Full-length GST-tagged Smserpin-p46 was successfully expressed as a soluble protein in a prokaryotic expression system with a molecular size of approximately 70 kDa and was detected by Western blotting using an anti-GST specific antibody. Immunization of rabbits with purified rSmsrpin-p46 showed that it was highly immunogenic, thereby generating anti-rSmserpin-p46 serum. Native protein was detected in the soluble worm antigen preparations using rabbit anti-Smserpin-p46 serum as a single band of approximately 70 kDa, larger than the recombinantly produced protein of 46 kDa. This is not surprising as the analysis of the Smserpin-p46 sequence showed that it contains multiple N- and O-glycosylation sites indicating that the protein undergoes post-translational modifications as is the case with many other serpins [19,44,46,48]. Post-translational modifications are critical to serpin functionality and specificity [52,53].

Gene expression profiling through RT-qPCR indicated that Smserpin-p46 was expressed in all S. mansoni life cycle stages examined with the highest expression in adult male worms. The stage-specific (intra-mammalian) expression of Smserpin-p46 provided some insight into its possible biological function when the parasite is inside the definitive host. Our findings from the protease inhibition assay lend support to this argument in that rSmserpin-p46 inhibited the activities of multiple human serine proteases. It is noteworthy that Smserpin-p46 inhibited the activity of lysosomal serine proteases, such as human neutrophil cathepsin G and elastase, which are predominantly expressed in neutrophil and macrophages and play important roles in inflammation and monocyte recruitment [54,55]. One of the key effector mechanisms employed by neutrophils to combat pathogens is the formation of neutrophil extracellular traps (NETs) [56] in a process called NETosis. NETs are complex webs of extracellular DNA studded with histones and cytoplasmic granular proteins such as cathepsin G and elastase [56,57]. In parasitic metazoan infections, NETosis is associated with parasite trapping, inhibition of larval development and direct parasite killing (larvicidal) [43]. Both adult and larval forms of schistosomes have been shown to be sensitive to both pancreatic and neutrophil elastase [46,58,59] while other studies have suggested that the regulation of host serine proteases by a specific parasite serpin promotes parasite invasion and survival [11,44,46,60]. We therefore propose that S. mansoni utilizes Smserpin-p46, at least in part, to counteract the deleterious effects of these host proteases, thereby promoting their survival within their hosts. This hypothesis is supported by the result from the IFA using anti-Smserpin-p46 serum which indicated that Smserpin-p46 is localized to the surface tegument of adult male worms of S. mansoni.
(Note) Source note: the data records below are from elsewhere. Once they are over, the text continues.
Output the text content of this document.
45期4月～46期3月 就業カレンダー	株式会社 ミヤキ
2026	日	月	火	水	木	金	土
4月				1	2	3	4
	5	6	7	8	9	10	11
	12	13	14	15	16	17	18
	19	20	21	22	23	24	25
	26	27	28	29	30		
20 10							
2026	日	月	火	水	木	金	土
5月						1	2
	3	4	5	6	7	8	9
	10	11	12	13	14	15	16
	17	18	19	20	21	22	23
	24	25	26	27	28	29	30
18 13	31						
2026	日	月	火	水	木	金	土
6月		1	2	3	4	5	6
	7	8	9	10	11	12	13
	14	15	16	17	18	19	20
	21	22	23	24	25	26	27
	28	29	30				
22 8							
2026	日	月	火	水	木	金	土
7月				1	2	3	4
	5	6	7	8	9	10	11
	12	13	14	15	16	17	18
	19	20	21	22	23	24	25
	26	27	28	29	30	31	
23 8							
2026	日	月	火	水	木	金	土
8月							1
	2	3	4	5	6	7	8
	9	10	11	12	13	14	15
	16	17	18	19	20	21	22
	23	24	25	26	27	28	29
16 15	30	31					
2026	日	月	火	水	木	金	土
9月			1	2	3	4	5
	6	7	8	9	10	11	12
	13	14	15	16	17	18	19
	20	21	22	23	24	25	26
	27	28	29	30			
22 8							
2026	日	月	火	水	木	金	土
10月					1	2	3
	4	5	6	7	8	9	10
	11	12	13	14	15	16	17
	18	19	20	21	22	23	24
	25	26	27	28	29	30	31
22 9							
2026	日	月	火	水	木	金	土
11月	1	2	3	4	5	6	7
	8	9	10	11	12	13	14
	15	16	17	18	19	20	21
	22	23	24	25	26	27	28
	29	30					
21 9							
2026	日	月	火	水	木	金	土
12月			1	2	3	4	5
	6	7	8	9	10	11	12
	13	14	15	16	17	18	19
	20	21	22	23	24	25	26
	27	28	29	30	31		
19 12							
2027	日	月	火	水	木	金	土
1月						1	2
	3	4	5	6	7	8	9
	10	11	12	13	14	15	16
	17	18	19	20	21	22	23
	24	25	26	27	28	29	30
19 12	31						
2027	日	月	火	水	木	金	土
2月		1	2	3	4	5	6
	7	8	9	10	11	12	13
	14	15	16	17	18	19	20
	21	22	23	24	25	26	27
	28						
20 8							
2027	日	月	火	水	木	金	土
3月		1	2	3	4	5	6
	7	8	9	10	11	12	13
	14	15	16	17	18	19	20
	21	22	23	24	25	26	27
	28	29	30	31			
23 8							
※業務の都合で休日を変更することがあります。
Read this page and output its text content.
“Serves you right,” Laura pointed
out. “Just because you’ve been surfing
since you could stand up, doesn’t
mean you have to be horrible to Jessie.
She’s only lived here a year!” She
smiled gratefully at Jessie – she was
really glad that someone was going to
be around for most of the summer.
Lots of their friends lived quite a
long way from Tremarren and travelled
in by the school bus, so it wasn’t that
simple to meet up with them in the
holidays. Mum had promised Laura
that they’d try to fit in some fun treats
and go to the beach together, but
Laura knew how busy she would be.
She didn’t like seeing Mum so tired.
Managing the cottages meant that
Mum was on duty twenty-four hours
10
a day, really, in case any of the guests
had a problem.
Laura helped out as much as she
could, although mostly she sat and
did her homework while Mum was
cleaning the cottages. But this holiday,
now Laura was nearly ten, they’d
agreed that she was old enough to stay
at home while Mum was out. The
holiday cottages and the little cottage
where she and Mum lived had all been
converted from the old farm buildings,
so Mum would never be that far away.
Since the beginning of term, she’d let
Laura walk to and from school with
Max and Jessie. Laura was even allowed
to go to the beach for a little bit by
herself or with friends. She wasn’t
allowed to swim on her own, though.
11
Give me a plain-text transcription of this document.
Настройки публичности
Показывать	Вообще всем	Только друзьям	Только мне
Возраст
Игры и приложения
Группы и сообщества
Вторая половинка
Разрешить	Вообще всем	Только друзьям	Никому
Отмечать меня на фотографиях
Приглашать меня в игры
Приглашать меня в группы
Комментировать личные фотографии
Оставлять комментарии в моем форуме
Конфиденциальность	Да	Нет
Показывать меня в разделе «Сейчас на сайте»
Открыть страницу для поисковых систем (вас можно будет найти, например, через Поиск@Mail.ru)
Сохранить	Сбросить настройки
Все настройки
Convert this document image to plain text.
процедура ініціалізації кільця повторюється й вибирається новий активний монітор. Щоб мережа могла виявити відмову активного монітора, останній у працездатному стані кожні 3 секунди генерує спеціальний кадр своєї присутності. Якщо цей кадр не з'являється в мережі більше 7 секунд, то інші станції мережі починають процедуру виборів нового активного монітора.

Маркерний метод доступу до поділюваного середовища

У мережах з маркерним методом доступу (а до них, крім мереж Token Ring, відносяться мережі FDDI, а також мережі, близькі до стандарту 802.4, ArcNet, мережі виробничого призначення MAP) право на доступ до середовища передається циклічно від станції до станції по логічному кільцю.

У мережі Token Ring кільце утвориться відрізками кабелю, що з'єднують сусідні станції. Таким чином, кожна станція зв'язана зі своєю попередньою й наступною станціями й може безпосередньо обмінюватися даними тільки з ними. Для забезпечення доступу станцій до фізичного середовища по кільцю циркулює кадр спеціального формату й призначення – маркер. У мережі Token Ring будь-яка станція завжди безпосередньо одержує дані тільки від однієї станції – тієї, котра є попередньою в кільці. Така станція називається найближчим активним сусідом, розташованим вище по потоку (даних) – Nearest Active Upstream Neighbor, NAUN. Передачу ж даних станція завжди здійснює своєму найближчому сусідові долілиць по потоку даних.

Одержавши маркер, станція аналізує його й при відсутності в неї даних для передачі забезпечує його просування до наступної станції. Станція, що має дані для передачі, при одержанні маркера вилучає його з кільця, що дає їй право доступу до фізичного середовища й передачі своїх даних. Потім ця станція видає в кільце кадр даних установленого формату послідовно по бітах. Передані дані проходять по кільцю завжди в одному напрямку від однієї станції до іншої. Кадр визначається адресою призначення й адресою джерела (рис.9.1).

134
In summary, we characterized some of the molecular and biochemical properties of Smserpin-p46, an inhibitory serpin form Schistosoma mansoni. Stage-specific Smserpin-p46 gene expression, its localization to the parasite tegument and its inhibitory activity against human lysosomal serine proteases highlight its possible role in parasite survival, host–parasite interaction and its potential as a target for drug and/or vaccine development. High-throughput screening for specific inhibitors against rSmserpin-p46 and vaccine testing are further studies that could provide more insight into the biology of this serpin.